There is an increased risk of ototoxicity when loop diuretics are given with vancomycin or polymyxins (colistin).
Impairment of renal function may develop in patients receiving concurrent treatment with furosemide and high doses of certain cephalosporins (e.g. cephaloridine).
Cytotoxic agents: There is a risk of ototoxicity if cisplatin and furosemide are given concurrently. Low doses of furosemide (e.g. 40 mg in patients with normal renal function) should be used and a positive fluid balance maintained when furosemide is used to achieve forced diuresis during cisplatin treatment to reduce the risk of additional nephrotoxicity.
Methotrexate and other drugs which, like furosemide, undergo significant renal tubular secretion may reduce the effect of furosemide. Conversely, furosemide may decrease renal elimination of methotrexate. This may lead to increased serum levels and increased risk of adverse events, especially with high dose therapy of methotrexate or furosemide.

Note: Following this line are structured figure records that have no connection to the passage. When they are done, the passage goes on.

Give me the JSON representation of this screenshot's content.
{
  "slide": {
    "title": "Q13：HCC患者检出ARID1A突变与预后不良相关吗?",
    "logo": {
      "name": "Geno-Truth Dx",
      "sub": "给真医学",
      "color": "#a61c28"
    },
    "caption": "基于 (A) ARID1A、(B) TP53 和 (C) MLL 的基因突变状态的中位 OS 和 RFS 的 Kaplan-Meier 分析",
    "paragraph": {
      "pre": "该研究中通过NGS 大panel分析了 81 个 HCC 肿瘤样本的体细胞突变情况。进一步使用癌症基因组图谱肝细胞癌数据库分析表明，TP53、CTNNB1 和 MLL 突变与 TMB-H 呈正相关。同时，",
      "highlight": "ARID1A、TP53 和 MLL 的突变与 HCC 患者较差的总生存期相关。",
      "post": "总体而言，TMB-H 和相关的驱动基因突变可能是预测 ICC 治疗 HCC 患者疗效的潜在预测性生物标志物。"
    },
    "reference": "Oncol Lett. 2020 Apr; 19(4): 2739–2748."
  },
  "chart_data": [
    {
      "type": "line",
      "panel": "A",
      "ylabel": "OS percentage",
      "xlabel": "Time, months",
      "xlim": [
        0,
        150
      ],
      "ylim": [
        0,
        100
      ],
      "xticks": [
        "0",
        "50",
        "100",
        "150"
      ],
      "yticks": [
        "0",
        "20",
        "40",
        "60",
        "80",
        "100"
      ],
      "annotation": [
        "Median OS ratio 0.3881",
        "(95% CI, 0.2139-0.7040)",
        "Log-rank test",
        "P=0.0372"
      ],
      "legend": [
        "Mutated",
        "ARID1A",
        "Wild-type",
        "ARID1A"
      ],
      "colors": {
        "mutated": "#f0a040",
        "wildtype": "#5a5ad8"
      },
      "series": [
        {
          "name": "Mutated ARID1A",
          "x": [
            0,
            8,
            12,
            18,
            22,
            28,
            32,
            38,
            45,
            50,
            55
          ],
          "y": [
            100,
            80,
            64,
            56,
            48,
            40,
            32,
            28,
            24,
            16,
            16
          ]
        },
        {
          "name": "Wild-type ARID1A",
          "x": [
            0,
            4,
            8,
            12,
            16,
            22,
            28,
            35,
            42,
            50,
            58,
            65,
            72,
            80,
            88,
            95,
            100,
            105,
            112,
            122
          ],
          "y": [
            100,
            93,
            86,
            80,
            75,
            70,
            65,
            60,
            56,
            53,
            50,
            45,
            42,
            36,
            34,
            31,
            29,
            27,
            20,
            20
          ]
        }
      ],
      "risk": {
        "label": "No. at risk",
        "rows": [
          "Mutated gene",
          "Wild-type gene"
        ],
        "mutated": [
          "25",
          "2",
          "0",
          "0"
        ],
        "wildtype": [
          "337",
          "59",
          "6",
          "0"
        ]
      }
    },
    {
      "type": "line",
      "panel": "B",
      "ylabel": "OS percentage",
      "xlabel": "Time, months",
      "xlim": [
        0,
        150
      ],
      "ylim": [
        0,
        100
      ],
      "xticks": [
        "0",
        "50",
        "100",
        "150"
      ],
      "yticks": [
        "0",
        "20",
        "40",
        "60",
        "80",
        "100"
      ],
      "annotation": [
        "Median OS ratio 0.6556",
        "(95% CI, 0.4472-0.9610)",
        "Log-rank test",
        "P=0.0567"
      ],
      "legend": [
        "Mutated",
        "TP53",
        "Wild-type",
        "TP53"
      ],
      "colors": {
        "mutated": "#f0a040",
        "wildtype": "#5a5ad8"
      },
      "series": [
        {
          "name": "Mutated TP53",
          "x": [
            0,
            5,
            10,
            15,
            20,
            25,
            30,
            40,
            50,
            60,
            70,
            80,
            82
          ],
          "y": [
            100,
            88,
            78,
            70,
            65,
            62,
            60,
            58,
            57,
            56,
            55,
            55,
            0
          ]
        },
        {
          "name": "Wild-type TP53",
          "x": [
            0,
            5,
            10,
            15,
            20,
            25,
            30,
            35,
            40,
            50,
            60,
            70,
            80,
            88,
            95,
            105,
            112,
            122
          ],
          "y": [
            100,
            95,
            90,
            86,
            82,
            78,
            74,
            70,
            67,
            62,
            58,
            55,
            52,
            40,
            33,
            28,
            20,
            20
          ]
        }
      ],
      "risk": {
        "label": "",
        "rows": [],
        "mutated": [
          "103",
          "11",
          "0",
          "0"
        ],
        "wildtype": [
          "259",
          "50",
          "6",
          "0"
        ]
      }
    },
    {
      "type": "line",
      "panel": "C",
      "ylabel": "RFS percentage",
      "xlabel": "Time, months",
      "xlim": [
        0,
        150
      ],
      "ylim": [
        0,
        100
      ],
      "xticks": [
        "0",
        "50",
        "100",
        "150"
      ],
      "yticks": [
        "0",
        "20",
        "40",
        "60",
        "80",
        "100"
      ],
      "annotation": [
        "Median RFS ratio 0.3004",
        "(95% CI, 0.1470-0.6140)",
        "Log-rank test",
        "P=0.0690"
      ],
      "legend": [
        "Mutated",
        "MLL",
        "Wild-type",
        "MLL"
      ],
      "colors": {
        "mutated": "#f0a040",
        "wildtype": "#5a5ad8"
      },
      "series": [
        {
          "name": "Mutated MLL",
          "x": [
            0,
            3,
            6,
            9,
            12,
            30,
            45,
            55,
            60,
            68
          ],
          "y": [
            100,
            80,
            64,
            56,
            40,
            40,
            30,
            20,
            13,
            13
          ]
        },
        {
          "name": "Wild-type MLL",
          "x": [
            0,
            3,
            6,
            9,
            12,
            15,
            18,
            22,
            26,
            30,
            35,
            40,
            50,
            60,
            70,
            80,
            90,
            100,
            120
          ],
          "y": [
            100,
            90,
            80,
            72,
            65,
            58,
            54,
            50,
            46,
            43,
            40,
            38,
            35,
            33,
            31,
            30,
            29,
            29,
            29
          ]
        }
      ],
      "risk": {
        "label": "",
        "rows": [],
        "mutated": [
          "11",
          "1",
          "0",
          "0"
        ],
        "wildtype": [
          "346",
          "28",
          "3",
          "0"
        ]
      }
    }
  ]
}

Ciclosporin: Concomitant use of ciclosporin and furosemide is associated with an increased risk of gouty arthritis.
Anti-convulsants: Phenytoin may decrease the effectiveness of furosemide. Concomitant administration of carbamazepine may increase the risk of hyponatraemia.
Corticosteroids: Concurrent use of corticosteroids may cause sodium retention and increased risk of developing hypokalaemia.
Chloral hydrate/Triclofos: Bolus doses of intravenous furosemide may induce flushing, sweating, tachycardia and variations in blood pressure in patients receiving chloral hydrate or triclofos.
Neuromuscular blocking agents: Furosemide may affect the response to neuromuscular blocking agents (increased or decreased effect).